Here are some more suggestions about using theory.
(1) Don't always go for the cartoon version of the theory, the most common use. In other words, don't cite Benedict Anderson just to make the point that nations are "imagined communities." That Derrida "deconstructs Western logocentrism. That Foucault shows that knowledge is power. These are theoretical commonplaces, like the topoi of medieval/renaissance culture. (Carpe diem, or ut pictura poesis.) Instead, look for the theorist's arguments, the surprising things in their thought. Oftentimes the real substance of the theory does not correspond very much to the popular understanding. I've heard some versions of Judith Butler that are so simplistic that they are actually the opposite of Judith Butler. For example, if I hear someone say that Butler proves that gender is socially constructed, then I would say that this person has not understood anything, since that is a position taken in feminism before Butler. What she is saying, among other things, is that not only gender, but sex itself is socially constructed.
(2) As Andrew Shields said, read the theory as you would the literary text itself, with as fine a degree of scrutiny. The theory itself has be to read, interpreted, evaluated. What are its strong and weak points? What are the limits of its applicability?
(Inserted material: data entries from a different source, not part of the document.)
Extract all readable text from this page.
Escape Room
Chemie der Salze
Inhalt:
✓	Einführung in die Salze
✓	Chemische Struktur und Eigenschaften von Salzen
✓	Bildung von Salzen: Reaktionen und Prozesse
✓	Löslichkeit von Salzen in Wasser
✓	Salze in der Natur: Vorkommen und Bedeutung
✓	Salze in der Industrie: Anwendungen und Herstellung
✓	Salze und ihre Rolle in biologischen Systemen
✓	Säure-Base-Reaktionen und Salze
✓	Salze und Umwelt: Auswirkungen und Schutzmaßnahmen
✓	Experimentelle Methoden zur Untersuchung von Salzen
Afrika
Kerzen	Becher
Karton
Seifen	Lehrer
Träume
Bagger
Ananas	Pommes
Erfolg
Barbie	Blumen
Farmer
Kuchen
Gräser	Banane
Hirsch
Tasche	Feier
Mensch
(3) Make sure you know the theory well enough so that you could explain it in your own words, without using any of the specialized language of that theoretical school. When you write, make sure it's your voice we're hearing, not a mimicked theoretical voice.
(4) What are the nuances of the material that you are working on? How are these nuances preserved / lost in a particular kind of theoretical reading?
(5) Is the theory something you believe in, or a heuristic? Do you have the difference clearly in your mind? How would someone not already sympathetic to your approach respond?